Sharpe slung the unloaded rifle. He was suddenly ashamed of himself. Slingsby might be an irritant, he might be a cocky man, but he had never set out to harm Sharpe. It was not Slingsby's fault that his laugh, his presence and his very appearance galled Sharpe to the quick, and a new misery descended on Sharpe, the misery of knowing he had let himself down, and even Lawford's energetic and undeserved congratulations did nothing to lift his spirits. He turned away from the battalion, staring blankly at the back area where two men were holding a wounded grenadier on the table outside the surgeon's tent.
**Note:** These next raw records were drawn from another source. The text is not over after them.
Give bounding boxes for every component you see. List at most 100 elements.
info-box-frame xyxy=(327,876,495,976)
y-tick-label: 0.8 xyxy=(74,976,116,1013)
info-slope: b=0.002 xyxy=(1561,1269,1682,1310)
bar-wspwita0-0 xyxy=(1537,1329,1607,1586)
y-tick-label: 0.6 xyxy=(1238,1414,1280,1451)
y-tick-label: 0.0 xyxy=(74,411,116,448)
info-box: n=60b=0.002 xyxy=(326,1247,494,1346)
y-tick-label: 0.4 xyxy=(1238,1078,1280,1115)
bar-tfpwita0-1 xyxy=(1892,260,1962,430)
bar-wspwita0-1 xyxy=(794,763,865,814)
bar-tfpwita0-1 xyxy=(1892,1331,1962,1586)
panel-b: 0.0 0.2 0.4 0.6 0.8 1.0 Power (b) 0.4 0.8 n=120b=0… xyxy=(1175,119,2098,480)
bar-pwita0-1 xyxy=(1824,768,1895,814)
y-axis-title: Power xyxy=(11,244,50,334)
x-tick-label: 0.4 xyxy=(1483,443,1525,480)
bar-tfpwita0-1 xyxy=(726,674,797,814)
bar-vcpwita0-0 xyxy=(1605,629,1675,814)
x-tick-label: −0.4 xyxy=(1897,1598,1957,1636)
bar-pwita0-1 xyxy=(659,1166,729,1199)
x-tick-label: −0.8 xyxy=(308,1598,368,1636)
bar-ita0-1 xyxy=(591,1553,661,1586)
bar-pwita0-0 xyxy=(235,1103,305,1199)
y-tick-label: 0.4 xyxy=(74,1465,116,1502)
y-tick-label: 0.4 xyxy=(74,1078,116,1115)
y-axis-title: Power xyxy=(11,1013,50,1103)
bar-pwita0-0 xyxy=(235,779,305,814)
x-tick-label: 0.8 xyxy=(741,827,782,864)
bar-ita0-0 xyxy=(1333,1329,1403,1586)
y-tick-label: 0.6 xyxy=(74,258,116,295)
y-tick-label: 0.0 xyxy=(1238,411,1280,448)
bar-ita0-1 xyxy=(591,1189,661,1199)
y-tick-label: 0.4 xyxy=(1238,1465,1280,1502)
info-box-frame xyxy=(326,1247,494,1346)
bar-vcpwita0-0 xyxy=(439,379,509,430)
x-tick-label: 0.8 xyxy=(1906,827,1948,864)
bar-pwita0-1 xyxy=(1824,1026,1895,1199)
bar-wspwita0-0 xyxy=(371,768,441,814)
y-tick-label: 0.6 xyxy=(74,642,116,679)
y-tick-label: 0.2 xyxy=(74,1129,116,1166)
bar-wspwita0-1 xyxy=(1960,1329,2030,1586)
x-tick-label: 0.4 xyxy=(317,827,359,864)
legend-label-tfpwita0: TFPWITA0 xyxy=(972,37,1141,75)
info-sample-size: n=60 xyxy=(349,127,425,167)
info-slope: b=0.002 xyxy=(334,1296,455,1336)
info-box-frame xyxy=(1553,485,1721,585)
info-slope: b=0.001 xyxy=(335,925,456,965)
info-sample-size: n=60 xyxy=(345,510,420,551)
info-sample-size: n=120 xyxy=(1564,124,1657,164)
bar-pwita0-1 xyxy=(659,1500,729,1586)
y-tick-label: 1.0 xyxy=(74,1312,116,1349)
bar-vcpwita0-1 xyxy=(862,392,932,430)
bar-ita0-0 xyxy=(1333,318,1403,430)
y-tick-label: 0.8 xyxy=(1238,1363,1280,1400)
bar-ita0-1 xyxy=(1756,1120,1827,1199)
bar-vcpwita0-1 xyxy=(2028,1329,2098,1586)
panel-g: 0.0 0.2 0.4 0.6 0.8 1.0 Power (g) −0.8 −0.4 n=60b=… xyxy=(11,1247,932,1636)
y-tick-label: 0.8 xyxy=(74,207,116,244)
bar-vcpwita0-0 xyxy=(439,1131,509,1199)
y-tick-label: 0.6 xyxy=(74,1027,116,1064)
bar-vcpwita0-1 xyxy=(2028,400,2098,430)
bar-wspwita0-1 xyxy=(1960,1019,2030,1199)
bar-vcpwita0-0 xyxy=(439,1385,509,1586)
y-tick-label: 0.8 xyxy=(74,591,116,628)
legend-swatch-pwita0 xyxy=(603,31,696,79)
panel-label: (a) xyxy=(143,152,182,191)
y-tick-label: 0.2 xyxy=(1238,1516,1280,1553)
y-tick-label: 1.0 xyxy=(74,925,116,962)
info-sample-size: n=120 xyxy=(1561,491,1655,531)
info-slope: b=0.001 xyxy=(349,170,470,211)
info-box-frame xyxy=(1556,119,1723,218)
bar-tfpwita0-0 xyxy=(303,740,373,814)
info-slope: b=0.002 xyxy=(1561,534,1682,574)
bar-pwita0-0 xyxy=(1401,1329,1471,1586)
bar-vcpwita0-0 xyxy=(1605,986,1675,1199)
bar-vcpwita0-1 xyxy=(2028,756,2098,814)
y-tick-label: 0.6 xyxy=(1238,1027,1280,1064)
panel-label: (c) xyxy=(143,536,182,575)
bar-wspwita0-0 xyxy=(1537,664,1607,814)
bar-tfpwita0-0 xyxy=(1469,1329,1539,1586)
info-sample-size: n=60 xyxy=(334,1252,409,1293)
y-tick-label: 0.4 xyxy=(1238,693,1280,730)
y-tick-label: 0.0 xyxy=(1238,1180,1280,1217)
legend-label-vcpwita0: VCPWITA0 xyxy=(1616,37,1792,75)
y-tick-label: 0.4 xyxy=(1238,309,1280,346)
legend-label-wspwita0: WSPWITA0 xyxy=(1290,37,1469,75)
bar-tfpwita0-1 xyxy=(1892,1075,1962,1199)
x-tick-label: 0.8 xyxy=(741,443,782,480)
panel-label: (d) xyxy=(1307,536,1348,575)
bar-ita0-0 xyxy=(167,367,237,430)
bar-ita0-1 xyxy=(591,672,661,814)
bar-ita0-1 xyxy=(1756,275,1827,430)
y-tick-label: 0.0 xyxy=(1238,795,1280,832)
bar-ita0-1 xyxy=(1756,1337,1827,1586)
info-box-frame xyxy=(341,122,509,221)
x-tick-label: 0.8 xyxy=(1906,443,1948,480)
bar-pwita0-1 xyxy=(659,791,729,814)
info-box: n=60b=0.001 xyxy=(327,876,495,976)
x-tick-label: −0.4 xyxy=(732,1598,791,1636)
Blood sprang from the saw that was being whipped to and fro across the man's thigh bone. A few yards away a wounded man and two of the battalion's wives, all with French muskets, were guarding a dozen prisoners. A toddler played with a French bayonet. Monks were leading a dozen mules loaded with barrels of water that they were distributing to the allied troops. A Portuguese battalion, followed by five companies of redcoats, marched north on the new road, evidently going to reinforce the northern end of the ridge. A mounted galloper, carrying a message from one general to another, pounded along the new road, leaving a plume of dust in his wake. The toddler swore at the horseman who had scared him by riding too close and the women laughed. The monks dropped a water barrel behind the South Essex, then went on towards the Portuguese brigade.
"They're too far away to charge!" Lawford called to Sharpe.
Sharpe turned and saw that the column had stalled again. The ground they had wanted to take had been occupied by the South Essex and now the vast mass of men was content to spread slowly outwards to form a thick line and then trade musket shots with the troops on top of the hill. The attack had been stopped and not all the drumming in the world was going to start it back into motion.